Sab 23 Gennaio 2021 — 23:39

Padoan (Unicredit): su Mps la posizione non cambia



Mustier e il cda divisi non da Siena ma da “integrazione fuori dall’Italia”. Intanto prosegue la ricerca del nuovo ceo

padoan unicredit

Pier Carlo Padoan, presidente in pectore di Unicredit, è tornato a rassicurare su una sorta di atterraggio morbido per la banca dopo l’uscita di scena del ceo Jean Pierre Mustier. In un’intervista al Corriere della Sera, l’ex ministro ha spiegato che Mps “non ha avuto alcun ruolo nella decisione di Mustier di uscire da Unicredit al termine del mandato in corso. E peraltro la sua decisione non cambia in alcun modo la posizione della banca rispetto a qualsiasi operazione in merito”.
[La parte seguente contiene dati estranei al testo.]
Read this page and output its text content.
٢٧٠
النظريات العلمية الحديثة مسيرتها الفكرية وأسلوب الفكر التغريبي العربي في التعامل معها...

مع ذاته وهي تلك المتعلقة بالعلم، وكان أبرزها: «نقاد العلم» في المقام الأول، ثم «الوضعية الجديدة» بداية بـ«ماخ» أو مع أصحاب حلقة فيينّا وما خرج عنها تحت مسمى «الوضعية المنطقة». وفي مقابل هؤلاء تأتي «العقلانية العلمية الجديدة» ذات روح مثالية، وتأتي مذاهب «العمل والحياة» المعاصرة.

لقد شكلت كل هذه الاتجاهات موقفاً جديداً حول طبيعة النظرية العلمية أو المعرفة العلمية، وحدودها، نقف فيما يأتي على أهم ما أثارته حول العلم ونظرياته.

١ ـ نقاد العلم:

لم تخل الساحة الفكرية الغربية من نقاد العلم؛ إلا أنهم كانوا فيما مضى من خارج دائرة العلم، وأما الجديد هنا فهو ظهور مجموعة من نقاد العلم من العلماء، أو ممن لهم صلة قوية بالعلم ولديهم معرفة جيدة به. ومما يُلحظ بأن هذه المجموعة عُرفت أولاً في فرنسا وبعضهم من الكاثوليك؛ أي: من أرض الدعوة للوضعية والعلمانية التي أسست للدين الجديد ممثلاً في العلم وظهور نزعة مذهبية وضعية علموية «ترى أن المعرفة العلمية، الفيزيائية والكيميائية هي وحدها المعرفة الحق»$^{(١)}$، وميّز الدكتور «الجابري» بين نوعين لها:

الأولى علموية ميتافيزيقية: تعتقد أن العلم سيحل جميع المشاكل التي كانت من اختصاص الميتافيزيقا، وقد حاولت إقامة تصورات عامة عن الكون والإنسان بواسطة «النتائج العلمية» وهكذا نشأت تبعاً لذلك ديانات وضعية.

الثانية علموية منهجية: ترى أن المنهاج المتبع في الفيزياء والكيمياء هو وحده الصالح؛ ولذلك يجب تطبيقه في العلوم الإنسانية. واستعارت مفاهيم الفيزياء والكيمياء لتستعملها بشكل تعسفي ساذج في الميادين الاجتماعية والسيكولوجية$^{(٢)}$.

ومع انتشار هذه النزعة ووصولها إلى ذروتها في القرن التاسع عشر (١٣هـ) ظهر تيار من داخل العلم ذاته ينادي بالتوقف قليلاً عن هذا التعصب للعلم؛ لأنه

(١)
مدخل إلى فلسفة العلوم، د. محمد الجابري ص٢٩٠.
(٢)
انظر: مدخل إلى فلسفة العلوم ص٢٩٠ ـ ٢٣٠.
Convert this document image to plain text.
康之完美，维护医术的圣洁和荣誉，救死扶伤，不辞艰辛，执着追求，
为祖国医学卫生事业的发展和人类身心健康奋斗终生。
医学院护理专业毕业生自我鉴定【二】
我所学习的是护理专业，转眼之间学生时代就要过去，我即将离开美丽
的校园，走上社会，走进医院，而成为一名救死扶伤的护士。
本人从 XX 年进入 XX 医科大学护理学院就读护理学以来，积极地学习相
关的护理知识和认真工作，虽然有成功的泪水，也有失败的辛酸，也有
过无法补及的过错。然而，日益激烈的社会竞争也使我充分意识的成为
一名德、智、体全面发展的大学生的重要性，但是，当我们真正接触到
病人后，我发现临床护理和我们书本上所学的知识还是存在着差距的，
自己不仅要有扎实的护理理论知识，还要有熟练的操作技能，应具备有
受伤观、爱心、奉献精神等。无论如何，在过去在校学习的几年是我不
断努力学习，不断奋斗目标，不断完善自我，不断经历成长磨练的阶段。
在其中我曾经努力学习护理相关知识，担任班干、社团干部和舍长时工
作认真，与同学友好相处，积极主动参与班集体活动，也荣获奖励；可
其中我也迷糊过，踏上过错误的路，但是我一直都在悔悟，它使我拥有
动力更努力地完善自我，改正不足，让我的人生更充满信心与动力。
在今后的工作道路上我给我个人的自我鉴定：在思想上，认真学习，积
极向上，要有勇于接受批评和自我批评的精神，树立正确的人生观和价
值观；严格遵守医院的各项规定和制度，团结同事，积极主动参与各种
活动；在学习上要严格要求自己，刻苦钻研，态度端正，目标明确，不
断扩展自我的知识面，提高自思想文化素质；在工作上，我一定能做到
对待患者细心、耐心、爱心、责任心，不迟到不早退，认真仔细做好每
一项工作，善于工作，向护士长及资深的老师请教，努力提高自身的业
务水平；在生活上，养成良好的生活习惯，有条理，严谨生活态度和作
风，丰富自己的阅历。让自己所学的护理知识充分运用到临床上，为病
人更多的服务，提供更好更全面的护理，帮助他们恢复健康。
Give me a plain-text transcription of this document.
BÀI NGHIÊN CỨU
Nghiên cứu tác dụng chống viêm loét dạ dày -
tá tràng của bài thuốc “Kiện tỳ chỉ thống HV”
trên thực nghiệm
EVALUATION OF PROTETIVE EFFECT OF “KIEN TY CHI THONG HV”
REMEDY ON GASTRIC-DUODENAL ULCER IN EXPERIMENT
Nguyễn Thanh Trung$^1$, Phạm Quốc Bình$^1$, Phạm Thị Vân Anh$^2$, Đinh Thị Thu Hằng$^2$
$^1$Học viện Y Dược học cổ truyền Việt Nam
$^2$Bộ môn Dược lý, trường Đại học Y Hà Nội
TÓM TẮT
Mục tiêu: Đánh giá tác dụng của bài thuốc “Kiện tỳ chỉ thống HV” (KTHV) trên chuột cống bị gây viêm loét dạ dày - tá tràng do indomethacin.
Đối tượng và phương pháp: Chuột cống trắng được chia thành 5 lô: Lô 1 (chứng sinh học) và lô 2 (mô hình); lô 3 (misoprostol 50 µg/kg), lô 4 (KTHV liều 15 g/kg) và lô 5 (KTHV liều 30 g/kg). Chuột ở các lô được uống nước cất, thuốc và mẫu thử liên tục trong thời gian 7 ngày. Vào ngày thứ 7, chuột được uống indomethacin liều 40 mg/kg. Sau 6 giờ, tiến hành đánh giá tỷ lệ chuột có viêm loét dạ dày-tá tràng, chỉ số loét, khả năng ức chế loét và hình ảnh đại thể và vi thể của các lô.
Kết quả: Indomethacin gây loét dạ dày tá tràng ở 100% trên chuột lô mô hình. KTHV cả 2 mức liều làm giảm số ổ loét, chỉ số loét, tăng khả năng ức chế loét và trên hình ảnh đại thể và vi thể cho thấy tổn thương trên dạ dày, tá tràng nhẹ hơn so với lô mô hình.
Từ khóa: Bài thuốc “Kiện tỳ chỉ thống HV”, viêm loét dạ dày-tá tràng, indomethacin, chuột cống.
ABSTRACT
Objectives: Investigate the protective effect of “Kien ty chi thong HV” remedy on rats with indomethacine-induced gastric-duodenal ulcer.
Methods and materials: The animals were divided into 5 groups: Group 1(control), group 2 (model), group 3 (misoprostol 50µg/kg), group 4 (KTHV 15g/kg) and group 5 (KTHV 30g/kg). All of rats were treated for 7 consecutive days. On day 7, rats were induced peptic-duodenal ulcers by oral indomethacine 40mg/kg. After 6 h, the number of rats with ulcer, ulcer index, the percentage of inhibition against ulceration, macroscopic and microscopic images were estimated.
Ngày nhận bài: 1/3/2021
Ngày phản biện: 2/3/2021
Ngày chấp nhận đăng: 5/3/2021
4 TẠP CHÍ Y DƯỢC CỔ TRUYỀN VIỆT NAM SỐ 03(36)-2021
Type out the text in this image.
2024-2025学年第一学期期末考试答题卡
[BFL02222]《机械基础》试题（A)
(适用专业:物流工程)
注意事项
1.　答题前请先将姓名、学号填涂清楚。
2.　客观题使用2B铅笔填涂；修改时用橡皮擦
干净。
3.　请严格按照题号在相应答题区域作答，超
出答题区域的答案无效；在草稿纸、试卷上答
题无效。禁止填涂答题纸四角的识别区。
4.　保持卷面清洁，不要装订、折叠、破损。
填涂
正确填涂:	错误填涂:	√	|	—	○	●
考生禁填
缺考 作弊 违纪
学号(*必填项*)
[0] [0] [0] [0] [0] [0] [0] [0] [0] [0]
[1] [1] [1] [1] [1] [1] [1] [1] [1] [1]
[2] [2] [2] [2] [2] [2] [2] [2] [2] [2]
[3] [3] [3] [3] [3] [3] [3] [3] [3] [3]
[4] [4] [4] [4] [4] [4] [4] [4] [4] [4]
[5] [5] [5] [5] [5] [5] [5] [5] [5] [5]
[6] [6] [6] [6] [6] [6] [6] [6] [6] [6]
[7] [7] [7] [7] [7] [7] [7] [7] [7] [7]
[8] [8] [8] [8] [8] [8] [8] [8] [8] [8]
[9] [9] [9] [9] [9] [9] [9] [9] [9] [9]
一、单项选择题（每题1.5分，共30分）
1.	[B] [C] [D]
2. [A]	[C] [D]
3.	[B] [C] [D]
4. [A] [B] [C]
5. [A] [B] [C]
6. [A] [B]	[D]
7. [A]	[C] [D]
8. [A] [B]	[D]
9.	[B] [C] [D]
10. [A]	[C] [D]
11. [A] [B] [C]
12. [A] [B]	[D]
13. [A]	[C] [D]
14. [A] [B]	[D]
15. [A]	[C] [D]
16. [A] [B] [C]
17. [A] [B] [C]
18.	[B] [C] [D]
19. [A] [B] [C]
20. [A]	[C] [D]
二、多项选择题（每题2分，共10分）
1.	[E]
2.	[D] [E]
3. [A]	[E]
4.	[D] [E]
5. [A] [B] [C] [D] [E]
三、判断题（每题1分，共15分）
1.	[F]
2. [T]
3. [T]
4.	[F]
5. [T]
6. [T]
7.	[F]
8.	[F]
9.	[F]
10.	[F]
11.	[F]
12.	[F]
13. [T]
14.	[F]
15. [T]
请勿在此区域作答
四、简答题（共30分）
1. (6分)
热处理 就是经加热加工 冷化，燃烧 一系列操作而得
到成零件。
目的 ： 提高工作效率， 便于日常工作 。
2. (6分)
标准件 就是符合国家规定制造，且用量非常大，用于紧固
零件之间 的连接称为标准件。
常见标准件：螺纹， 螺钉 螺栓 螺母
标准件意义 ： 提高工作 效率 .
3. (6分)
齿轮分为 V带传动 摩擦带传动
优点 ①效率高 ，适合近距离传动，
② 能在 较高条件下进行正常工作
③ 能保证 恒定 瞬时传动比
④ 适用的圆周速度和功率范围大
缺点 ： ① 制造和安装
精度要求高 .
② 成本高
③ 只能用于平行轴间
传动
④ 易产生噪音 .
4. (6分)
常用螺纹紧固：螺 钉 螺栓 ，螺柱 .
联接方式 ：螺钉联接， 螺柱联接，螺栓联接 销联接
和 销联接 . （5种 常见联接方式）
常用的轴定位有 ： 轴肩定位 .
Padoan (Unicredit): su Mps posizione non cambia, divergenze su M&A in Europa

La posizione, come spiegato nei giorni scorsi da una nota del cda di Unicredit, è che la banca non è interessata a fusioni potenzialmente dannose. Mustier aveva escluso operazioni straordinarie (“no M&A”), mentre i rumors da qualche tempo prefigurano una combinazione con Siena dall’impatto “neutrale”.

Il consiglio, ha spiegato Padoan al Corriere, “non ha ritirato la fiducia all’amministratore delegato, che infatti resta al suo posto fino a fine mandato”. Le priorità sulle quali la banca dovrà focalizzarsi e le diversità di opinioni fra Mustier e il cda, “lo hanno portato alla decisione di non proseguire con un altro mandato”.

Una divergenza di vedute che non riguardava Mps ma “la strategia di integrazione fuori dall’Italia. Non sono in discussione le strategie, su cui siamo d’accordo” ma le modalità, su cui “erano emerse visioni diverse”.

“No interferenze della politica”

Unicredit, prosegue Padoan nell’intervista, “è una banca paneuropea. Crediamo molto nel processo di integrazione europea, quindi anche nell’Unione bancaria”.

Nelle decisioni prese da Unicredit, “le interferenze di natura politica non hanno avuto alcun ruolo”, sottolinea l’ex ministro. Né riguardo le nomine delle figure di vertice, né per i dossier portati al vaglio del Consiglio: “Il fatto che io in passato abbia ricoperto cariche di governo non significa in nessun modo che io sia in Unicredit per rappresentare istanze della politica”, precisa. La sua responsabilità “è verso gli azionisti e l’azienda”.

La governance di Unicredit “rispetta le best practice internazionali. E il processo che ha portato alla mia selezione è stato rigoroso e trasparente”. Anche dopo l’annuncio di Mustier “i rapporti con la Bce sono stati e continuano ad essere molto cordiali e collaborativi”.

Unicredit, Padoan avvia incontri con i soci

Intanto Padoan, secondo quanto riportato dal Sole 24 Ore, ha intrapreso un dialogo con i soci, avviando un primo round di incontri con i grandi azionisti della banca – dai fondi alle fondazioni storiche – per rassicurare sulla fase di transizione e ascoltare le reciproche riflessioni sulla futura figura di leadership. Una prassi che è stata accelerata data la situazione.

Quanto alla ricerca del successore di Mustier, continuano a rincorrersi sul mercato diversi nomi, fra cui ancora Marco Morelli, Victor Massiah, il ceo di Mediobanca Alberto Nagel, il direttore finanziario di Nexi, Bernardo Mingrone, e ancora Fabio Gallia e Flavio Valeri.

In Borsa intanto alle ore 10,31 le azioni Unicredit segnano -0,14% a 8,119; Mps -2,75% a 1,13 euro; il Ftse Italia Banche cede lo 0,9%.